Question

A thin concavo-convex lens has two surfaces of radii of curvature R and 2R. The material of the lens has a refractive index $\mu $. When kept in air, the focal length of the lens
A. Will depend on the direction from which light is incident on it
B. Will be the same, irrespective of the direction from which light is incident on it
C. Will be equal to $\dfrac{R}{{\mu - 1}}$
D. Will be equal to $\dfrac{{2R}}{{\mu - 1}}$

Answer 1

Hint: As here we have to find the focal length of a thin concavo – convex lens whose radii of curvatures are given so it can be solved by using lens maker’s formula for thin lenses.
Formula used: Lens maker formula for thin – lenses is given by
$\dfrac{1}{f} = \left( {\mu - 1} \right)\left[ {\dfrac{1}{{{R_1}}} - \dfrac{1}{{{R_2}}}} \right]$
Where f is the focal length of a thin lens, $\mu $is its refractive index of lens, ${R_1}$and ${R_2}$ are the radii of curvature.
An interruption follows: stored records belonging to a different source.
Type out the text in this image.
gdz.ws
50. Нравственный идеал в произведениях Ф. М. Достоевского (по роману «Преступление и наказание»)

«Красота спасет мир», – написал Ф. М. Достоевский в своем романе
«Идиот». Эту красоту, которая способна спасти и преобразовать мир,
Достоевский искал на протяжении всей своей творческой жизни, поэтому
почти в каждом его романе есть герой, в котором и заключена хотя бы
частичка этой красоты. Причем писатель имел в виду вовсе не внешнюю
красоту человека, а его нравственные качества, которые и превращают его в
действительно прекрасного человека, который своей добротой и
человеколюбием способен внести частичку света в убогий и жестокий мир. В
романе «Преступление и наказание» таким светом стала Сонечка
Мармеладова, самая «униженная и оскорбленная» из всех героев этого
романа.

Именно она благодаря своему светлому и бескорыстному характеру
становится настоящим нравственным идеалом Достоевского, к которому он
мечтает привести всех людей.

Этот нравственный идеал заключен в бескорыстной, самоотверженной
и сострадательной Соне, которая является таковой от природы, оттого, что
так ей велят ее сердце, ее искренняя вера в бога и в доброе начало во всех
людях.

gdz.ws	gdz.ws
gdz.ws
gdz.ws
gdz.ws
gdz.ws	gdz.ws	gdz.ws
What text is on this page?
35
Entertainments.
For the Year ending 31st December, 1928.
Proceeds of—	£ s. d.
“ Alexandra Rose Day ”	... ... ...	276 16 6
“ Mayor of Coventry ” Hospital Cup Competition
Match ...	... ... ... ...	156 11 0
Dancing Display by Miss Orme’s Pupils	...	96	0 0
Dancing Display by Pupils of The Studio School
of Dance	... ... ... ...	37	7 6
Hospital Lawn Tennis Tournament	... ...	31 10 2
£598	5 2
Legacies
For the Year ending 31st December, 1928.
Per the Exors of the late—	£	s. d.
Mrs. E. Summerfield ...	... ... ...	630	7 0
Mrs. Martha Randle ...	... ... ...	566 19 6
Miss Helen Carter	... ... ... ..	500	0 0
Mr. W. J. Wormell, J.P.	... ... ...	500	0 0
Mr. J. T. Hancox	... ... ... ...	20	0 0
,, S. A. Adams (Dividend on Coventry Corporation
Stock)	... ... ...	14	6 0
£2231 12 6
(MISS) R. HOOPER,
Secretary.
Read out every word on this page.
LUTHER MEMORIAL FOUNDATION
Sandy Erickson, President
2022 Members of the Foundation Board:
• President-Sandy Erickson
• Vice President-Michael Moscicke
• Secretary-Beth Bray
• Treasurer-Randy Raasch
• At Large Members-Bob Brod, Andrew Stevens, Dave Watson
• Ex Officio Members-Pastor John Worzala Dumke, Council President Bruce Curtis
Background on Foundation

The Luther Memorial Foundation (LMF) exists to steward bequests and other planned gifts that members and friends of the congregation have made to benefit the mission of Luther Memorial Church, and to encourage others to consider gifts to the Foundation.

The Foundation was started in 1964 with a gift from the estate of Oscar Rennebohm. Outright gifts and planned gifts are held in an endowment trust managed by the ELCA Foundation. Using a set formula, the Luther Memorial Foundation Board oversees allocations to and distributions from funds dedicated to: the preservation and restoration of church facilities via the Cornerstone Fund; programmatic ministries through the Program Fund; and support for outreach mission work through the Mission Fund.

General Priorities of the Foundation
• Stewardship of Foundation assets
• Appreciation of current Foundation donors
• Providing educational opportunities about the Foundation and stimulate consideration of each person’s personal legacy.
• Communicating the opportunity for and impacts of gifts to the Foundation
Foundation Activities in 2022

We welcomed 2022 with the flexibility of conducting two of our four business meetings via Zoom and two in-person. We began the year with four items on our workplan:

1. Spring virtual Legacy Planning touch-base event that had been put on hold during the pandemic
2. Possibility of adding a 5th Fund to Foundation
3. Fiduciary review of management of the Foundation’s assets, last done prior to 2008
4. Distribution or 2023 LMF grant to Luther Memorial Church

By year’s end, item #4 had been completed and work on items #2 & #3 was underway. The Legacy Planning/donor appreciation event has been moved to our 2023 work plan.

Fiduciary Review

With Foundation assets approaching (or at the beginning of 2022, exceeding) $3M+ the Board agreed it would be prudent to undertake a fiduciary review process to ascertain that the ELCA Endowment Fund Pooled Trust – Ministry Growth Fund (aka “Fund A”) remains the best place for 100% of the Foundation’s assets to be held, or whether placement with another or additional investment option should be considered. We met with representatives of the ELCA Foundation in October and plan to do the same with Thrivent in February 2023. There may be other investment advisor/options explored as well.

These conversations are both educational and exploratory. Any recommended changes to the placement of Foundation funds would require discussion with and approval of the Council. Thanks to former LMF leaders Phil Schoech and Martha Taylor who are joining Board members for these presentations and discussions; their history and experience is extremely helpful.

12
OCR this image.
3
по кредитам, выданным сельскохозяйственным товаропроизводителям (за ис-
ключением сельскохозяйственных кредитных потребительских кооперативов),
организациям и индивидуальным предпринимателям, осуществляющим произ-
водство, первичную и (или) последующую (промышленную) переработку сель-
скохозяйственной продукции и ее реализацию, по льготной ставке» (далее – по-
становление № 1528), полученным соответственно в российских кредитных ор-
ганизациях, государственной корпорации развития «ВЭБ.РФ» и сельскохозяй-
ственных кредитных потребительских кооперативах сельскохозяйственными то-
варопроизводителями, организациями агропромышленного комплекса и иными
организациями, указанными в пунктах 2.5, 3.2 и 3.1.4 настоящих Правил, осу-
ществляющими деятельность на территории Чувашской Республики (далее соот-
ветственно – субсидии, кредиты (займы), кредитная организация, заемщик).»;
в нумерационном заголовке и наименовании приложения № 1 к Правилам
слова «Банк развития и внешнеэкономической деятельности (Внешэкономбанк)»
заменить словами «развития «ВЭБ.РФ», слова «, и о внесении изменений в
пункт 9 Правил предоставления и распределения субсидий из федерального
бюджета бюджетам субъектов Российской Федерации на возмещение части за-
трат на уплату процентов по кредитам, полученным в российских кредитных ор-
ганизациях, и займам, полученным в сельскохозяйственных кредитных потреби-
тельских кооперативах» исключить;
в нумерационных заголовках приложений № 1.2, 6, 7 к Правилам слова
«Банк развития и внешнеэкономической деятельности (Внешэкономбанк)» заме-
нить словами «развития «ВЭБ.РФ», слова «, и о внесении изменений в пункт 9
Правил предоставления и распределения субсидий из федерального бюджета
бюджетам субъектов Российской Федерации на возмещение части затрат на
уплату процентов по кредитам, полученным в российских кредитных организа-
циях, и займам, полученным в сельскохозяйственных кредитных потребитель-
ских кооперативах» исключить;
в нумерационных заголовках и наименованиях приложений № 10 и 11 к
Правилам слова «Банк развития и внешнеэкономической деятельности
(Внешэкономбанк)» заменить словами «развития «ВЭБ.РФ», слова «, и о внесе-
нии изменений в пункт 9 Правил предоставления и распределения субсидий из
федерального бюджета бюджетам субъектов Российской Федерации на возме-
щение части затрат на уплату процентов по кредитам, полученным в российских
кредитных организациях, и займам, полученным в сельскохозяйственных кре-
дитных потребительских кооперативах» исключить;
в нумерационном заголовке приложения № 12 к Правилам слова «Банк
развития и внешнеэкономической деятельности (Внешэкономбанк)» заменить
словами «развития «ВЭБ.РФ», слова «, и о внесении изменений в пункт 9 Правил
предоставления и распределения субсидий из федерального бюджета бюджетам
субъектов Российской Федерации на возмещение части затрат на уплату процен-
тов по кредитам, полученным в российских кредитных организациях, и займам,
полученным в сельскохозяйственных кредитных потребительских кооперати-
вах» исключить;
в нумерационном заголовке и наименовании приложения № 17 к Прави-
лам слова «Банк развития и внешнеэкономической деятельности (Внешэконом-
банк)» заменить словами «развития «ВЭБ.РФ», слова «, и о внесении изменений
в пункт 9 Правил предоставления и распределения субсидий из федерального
Complete step by step answer:
We know that a thin concavo convex lens with light from left to right is given by the figure below

For light from left to right, the radii of curvature of first surface $ = {R_1} = - R$
The radii of curvature of second surface $ = {R_2} = - 2R$
Refractive index of material of lens $ = \mu $
So, in this case, the focal length of the lens by lens maker formula is given by
$
\dfrac{1}{{{f_1}}} = \left( {\mu - 1} \right)\left( {\dfrac{1}{{{R_1}}} - \dfrac{1}{{{R_2}}}} \right) \\
\dfrac{1}{{{F_1}}} = \left( {\mu - 1} \right)\left( {\dfrac{1}{{ - R}}\dfrac{{ - 1}}{{ - 2R}}} \right) \\
= \left( {\mu - 1} \right)\left( {\dfrac{1}{{2R}} - \dfrac{1}{R}} \right) = \left( {\mu - 1} \right)\left( {\dfrac{{1 - 2}}{{2R}}} \right) \\
\dfrac{1}{{{f_1}}} = \left( {\mu - 1} \right)\left( {\dfrac{{ - 1}}{{2R}}} \right) \\ $
$\dfrac{1}{{{f_1}}} = - \left( {\mu - 1} \right)\left( {\dfrac{1}{{2R}}} \right)$ … (i)
When the light is incident from right to left in this concavo-convex lens, then as the given figure below we have

For light from right to left,
The radii of curvature of first surface $ = {R_1} = R$
The radii of curvature of second surface $ = {R_2} = R$
So, the focal length, ${f_2}$, in this case by lens maker’s formula will be given by
$\dfrac{1}{{{f_2}}} = \left( {\mu - 1} \right)\left( {\dfrac{1}{{2R}} - \dfrac{1}{R}} \right)$
$\dfrac{1}{{{f_2}}} = - \dfrac{{\left( {\mu - 1} \right)}}{{2R}}$… (ii)
From (i) and (ii), it is clear that
$\dfrac{1}{{{f_1}}} = \dfrac{1}{{{f_2}}} = - \dfrac{{\left( {\mu - 1} \right)}}{{2R}}$
$ \Rightarrow $Focal length, \[{f_1} = {f_2} = \dfrac{{ - 2R}}{{\left( {\mu - 1} \right)}}\]
Hence, option (D) is the correct option.

Note:: In case of incident light from left to right, then
${R_1} = - R$and ${R_2} = - 2R$
It is negative because here the distances ${R_1}$and ${R_2}$are measured against the direction of incident light.
When light is incident from right to left, then
${R_1} = + 2R,{\text{ }}{{\text{R}}_2} = + R$
Both are positive as both being measured in direction of incident light.